Batteries come in many sizes and power ratings, so always check the rating of the battery you are servicing. The objective of this procedure is to show you how to inspect and test a battery.
Part 1. Preparation and safety
- Inspect and test a battery.
Whenever you perform a task in the workshop you must use personal protective clothing and equipment that is appropriate for the task and which conforms to your local safety regulations and policies. Among other items, this may include:
- Work clothing – such as coveralls and steel-capped footwear
- Eye protection – such as safety glasses and face masks
- Ear protection – such as earmuffs and earplugs
- Hand protection - such as rubber gloves and barrier cream
- Respiratory equipment - such as face masks and valved respirators
If you are not certain what is appropriate or required, ask your supervisor.
- Make sure that the hood is secure with a hood stay rod.
- Always make sure that you wear the appropriate personal protection equipment before starting the job. Remember that batteries contain acid and it is very easy to hurt yourself even when the most exhaustive protection measures are taken.

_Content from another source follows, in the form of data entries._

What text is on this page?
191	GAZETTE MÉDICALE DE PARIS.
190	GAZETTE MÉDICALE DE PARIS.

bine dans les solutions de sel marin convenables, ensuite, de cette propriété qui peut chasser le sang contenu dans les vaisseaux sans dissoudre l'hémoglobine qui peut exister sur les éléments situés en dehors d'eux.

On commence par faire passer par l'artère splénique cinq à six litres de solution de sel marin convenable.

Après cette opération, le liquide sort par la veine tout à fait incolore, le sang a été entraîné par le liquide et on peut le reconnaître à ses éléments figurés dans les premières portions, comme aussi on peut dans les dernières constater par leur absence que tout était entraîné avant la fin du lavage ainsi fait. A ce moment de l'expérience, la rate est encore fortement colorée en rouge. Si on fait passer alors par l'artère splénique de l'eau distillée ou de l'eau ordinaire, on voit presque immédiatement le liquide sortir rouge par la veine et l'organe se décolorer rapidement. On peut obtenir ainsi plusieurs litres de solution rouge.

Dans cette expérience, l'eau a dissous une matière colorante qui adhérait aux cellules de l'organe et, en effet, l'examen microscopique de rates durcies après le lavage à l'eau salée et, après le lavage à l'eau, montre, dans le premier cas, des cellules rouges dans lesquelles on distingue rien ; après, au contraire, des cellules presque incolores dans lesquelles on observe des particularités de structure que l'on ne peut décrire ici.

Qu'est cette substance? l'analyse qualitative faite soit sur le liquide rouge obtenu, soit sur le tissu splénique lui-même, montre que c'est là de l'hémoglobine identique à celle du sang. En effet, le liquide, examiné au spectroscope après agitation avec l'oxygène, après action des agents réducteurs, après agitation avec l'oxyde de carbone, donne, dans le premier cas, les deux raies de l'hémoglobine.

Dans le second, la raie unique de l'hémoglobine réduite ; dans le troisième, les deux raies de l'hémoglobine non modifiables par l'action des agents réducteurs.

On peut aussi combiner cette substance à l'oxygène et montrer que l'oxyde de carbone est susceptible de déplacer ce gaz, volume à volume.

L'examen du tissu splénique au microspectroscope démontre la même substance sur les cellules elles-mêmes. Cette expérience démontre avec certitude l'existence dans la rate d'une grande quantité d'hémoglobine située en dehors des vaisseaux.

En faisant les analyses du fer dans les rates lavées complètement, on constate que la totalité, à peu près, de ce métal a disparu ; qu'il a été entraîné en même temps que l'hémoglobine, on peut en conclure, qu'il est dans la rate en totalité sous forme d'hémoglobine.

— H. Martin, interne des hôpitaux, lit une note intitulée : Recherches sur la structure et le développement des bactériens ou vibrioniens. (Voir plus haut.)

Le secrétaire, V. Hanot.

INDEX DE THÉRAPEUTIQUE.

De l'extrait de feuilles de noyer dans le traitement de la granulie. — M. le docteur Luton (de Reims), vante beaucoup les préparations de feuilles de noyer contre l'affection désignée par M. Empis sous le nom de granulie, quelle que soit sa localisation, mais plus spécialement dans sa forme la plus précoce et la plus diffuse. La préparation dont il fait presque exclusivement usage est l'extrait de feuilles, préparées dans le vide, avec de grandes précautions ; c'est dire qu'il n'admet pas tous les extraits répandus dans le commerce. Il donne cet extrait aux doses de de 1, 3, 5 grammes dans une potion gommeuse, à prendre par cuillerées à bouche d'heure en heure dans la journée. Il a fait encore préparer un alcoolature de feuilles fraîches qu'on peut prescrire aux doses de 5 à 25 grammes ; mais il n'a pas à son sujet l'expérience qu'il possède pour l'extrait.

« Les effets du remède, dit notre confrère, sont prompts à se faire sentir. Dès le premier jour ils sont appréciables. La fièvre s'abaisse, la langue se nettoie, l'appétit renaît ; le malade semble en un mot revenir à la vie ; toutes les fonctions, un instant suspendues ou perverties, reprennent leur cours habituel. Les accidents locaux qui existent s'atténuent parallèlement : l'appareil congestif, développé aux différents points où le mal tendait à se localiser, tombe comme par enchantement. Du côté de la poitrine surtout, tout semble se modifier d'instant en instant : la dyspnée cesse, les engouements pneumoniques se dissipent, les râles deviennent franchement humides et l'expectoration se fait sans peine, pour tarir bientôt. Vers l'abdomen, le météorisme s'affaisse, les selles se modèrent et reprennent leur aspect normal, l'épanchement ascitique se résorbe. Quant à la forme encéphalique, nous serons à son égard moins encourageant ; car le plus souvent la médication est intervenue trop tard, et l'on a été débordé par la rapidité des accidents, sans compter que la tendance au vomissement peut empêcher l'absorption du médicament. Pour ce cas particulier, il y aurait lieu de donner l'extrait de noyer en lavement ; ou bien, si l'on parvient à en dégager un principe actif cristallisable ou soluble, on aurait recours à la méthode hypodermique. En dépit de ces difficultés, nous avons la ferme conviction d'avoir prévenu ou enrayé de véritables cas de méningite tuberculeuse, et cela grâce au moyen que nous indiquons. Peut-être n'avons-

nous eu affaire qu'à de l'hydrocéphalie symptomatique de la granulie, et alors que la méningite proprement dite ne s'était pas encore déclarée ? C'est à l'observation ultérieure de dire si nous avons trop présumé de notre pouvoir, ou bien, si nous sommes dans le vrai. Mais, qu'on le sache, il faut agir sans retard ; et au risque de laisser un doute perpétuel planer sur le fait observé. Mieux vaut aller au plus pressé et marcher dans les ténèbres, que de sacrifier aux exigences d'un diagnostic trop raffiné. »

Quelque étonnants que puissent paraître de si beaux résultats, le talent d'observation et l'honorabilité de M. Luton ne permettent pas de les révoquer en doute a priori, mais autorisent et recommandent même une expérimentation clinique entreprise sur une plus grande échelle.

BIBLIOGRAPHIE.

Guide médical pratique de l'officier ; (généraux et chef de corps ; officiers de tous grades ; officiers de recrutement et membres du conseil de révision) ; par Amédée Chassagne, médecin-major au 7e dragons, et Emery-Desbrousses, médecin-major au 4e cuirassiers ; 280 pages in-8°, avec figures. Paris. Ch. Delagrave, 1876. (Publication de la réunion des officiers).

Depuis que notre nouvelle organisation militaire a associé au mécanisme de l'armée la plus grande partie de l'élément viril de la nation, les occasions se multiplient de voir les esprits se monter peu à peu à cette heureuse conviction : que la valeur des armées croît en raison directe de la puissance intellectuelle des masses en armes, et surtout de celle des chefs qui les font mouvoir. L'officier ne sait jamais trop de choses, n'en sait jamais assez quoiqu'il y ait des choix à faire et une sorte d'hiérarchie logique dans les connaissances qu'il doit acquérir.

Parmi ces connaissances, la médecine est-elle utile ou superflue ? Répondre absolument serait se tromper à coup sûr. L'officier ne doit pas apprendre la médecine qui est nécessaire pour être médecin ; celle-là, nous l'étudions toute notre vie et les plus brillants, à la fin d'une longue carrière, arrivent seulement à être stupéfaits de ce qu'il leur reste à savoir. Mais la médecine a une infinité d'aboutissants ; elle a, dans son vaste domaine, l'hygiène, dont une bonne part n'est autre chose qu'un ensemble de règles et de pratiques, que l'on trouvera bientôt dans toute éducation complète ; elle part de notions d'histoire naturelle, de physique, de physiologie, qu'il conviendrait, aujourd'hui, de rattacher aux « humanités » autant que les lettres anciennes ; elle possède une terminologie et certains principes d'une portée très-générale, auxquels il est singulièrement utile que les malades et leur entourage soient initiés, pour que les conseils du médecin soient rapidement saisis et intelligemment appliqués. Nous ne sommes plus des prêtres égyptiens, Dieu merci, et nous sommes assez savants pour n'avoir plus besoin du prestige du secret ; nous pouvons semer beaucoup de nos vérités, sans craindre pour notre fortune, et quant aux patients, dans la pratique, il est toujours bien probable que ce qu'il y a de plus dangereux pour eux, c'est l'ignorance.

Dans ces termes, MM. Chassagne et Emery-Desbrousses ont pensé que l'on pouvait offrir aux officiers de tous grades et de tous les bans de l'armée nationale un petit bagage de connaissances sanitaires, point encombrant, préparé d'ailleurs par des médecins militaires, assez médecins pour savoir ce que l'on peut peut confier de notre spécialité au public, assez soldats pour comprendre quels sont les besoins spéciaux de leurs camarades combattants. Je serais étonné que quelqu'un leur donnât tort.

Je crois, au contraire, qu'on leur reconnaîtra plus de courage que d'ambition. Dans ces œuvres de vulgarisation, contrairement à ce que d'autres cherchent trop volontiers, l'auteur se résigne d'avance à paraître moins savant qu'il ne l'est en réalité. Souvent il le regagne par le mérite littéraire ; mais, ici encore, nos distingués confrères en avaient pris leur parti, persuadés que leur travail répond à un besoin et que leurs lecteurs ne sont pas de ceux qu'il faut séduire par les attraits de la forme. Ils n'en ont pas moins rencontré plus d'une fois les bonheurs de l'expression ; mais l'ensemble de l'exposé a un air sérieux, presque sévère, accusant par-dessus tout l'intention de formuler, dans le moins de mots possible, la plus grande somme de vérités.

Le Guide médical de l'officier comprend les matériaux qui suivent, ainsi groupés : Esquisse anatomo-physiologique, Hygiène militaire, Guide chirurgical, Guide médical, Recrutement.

- Always make sure that your work area/environment is as safe as you can make it. Do not use damaged, broken or worn out workshop equipment.
- Always follow any manufacturer's personal safety instructions to prevent damage to the vehicle you are working on.
- Make sure that you understand and observe all legislative and personal safety procedures when carrying out the following tasks. If you are unsure of what these are, ask your supervisor.
Points to note
- Batteries come in many sizes and power ratings, so always check the rating of the battery you are servicing. The rating provides a testing benchmark for battery performance.
- The hydrometer used to measure the specific gravity of the electrolyte must be handled carefully and safely.
- Store the hydrometer in a safe receptacle before and after use. Small amounts of electrolyte in the hydrometer can leak out and damage the vehicle paintwork.
- Do not remove electrolyte from one cell to another when testing; this will cause incorrect readings.
Part 2: Step-by-step instruction
- General condition checks
Switch on the ignition. The charge light on the dash should light up, and go out when you start the engine. This indicates that the alternator is charging the battery. Turn the engine off. Switch on the headlights of the vehicle, then start the engine and see if the lights brighten significantly. If they do, then this indicates that the alternator is charging the battery more than it is being drained by the lights. If you do not have someone else to start the engine for you, judge the brightness by shining the lights onto a reflective surface such as a wall. Check that the battery casing and the terminals are in good condition. This can generally be achieved just with a visual inspection, however, since the battery may be located in a position where you cannot see all of it, you may have to remove it to complete the inspection, after performing any other on-car tests.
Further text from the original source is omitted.